The EU General Data Protection Regulation (GDPR) replaces the Data Protection Directive 95/46/EC and was designed to bring together the current fragmented approach to data privacy laws across Europe. Its main aim is to introduce a regime whereby firms adopt an approach to protect EU citizens’ data privacy.
After four years of preparation and debate the GDPR was finally approved by the EU Parliament on 14 April 2016. It was adopted in early May 2016 and the deadline for compliance was set for May 2018.
The official enforcement date is 25th May 2018. By this time all firms processing personal data on EU citizens will need to comply or face heavy fines. It is billed as the most important change in data privacy regulation in over two decades.
Some FAQs to explain the key points surrounding the new regulation.
When is the GDPR coming into effect?
GDPR was approved and adopted by the EU Parliament in April 2016. The regulation will take effect after a two-year transition period and, unlike a Directive, it does not require any enabling legislation to be passed by government; it will be enforced in May 2018.
With Brexit on the horizon, should a UK firm still continue with GDPR planning and preparation?
Yes. If you process data about EU citizens with regards to selling goods or services you fall within the scope of the new GDPR rules, so you need to comply. However, if your activities are within the UK only, then we are still unsure on the exact position. We expect an equivalent set of rules to be implemented within UK law. Bear in mind the UK fully supported GDPR through its inception to passing the final legal hurdles to become what it is today.
Who does the GDPR affect?
The scope within the EU is clear. All firms who process personal data are impacted. There is concern regarding extra territorial impact of the new rules. If you are a firm outside the EU and offer goods or services to EU citizens you are in scope. Therefore, ALL companies processing and holding such personal data, regardless of location should be implementing compliance.
What are the penalties?
Firms can be fined up to 4% of annual global turnover for breaching GDPR or up to the maximum fine of €20 Million. The maximum fine will be imposed for breaches where firms process customer data without their consent etc. The set of penalties will be imposed in a tiered approach such as penalising a firm for 2% of global revenue for not having their records in order, or not notifying the supervising authority and individual about a breach.
Will Cloud storage be exempt?
It is important to note that GDPR rules apply to both controllers and processors which clearly indicates that ‘clouds’ will not be exempt from GDPR enforcement.
What types of data is covered?
Information related to a natural person that can be used to directly or indirectly identify the person. Such as a name, a photo, email, bank details, social media posts, medical information, or even an IP address.
What is the difference between a data processor and a data controller?
A controller is a firm that determines the purposes, conditions and means of the processing of personal data.
A processor is an entity which processes personal data on behalf of the controller.
Do data processors need ‘explicit’ consent?
The conditions for consent have been strengthened. The request for consent must be clear from other matters and provided in an intelligible and easily accessible form, using clear and plain language. Firms also have to ensure it is easy for individuals to withdraw consent.
Explicit consent Vs unambiguous?
Explicit consent is required only for processing sensitive personal data whereby only an “opt in” will suffice.
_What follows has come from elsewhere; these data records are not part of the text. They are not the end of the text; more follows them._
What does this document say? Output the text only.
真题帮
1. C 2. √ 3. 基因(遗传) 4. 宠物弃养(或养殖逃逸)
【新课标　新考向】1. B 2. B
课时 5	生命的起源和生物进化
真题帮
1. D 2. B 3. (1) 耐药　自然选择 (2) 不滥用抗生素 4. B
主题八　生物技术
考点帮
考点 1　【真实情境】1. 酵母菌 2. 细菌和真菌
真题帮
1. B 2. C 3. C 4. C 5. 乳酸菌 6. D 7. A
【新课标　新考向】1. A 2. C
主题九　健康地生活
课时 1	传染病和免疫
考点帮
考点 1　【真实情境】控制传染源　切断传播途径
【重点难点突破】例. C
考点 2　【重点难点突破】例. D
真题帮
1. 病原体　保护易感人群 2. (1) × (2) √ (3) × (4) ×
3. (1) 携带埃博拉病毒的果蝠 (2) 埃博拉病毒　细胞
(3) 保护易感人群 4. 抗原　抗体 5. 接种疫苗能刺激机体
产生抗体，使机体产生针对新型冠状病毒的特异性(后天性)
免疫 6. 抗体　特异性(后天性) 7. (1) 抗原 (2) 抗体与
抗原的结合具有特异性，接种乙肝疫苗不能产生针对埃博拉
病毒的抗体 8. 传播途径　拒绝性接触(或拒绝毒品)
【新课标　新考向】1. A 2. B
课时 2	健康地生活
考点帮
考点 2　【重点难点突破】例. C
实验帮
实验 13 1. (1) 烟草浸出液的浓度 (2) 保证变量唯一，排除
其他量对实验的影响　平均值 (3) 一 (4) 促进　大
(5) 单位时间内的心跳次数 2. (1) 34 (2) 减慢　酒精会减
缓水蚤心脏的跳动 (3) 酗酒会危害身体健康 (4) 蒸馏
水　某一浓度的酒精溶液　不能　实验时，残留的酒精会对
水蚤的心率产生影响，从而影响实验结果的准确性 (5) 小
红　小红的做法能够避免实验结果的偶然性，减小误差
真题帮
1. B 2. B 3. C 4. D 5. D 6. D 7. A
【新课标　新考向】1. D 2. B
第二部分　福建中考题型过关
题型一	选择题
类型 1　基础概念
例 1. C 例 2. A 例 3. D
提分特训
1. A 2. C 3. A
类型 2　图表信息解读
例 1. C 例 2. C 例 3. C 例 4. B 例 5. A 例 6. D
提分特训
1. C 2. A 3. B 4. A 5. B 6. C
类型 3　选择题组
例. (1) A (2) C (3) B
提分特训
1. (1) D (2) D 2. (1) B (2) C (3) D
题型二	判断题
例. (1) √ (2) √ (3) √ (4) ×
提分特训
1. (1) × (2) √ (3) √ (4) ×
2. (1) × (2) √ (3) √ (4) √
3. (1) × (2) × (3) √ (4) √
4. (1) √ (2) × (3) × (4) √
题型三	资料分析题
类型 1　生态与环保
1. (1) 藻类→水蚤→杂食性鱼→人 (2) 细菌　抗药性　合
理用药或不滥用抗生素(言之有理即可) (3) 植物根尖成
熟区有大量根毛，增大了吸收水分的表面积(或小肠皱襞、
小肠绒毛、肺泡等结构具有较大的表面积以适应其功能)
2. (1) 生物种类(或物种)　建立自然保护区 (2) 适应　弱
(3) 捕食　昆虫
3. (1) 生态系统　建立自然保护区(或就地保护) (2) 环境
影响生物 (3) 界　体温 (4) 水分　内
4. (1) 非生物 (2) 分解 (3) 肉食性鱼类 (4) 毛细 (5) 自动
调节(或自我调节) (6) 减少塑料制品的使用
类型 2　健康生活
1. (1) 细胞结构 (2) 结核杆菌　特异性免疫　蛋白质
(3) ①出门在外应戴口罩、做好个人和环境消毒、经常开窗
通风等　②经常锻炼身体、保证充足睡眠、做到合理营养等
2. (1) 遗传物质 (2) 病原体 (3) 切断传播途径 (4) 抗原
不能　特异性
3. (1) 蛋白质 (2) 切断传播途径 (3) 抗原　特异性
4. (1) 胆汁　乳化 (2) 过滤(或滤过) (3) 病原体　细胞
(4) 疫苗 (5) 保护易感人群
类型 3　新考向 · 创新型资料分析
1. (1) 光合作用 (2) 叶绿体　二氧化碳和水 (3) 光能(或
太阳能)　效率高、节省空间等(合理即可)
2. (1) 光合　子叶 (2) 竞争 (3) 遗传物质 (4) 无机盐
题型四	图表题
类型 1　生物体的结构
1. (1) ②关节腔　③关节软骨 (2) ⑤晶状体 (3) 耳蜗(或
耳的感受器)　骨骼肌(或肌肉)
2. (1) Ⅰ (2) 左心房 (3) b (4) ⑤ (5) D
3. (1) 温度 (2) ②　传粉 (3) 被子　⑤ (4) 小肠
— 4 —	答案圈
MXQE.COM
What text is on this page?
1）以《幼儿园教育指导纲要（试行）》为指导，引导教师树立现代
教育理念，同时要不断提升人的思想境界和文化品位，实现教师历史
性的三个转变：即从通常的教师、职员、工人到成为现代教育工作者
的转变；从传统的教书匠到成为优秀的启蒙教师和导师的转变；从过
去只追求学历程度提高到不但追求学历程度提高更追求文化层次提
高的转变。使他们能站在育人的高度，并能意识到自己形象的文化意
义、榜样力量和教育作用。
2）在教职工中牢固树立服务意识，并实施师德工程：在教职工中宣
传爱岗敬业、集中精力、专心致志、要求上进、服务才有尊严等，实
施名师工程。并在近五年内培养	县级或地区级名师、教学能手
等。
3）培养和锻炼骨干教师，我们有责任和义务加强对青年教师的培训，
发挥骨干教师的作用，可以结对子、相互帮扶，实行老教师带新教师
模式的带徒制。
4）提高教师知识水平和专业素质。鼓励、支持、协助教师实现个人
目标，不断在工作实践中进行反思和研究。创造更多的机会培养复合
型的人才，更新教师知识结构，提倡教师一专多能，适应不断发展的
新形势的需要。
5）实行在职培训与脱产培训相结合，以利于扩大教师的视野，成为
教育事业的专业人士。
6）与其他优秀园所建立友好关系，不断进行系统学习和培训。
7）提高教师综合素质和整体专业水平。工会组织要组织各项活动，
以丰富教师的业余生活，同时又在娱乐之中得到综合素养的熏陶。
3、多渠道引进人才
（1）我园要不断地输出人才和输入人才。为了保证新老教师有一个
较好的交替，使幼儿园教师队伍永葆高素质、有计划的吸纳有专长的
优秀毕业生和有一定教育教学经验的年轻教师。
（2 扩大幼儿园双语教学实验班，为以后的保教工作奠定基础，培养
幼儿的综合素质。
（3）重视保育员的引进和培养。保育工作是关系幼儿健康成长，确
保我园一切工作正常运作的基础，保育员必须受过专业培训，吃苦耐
Unambiguous consent will be sufficient for non-sensitive data, “unambiguous” consent will suffice.
What about individual(s) under the age of 16?
Parental consent will be required to process the personal data of children under the age of 16 for online services.
What is the difference between a regulation and a directive?
A regulation is a binding legislative act. It must be applied in its entirety across the EU as it is originally written. Member states do not have the option to interpret it based on their local supply of goods and services. A directive permits individual countries to decide how to implement.
Which firms need to appoint a Data Protection Officer (DPO)?
DPOs must be appointed in the case of: local authorities, firms that undertake large scale systematic monitoring, or those firms that engage in large scale processing of sensitive personal data. If your organisation does not fall into one of these categories, then you do not need to appoint a DPO.
Data breaches which may pose a risk to individuals must be notified to the DPA within 72 hours and to affected individuals without undue delay.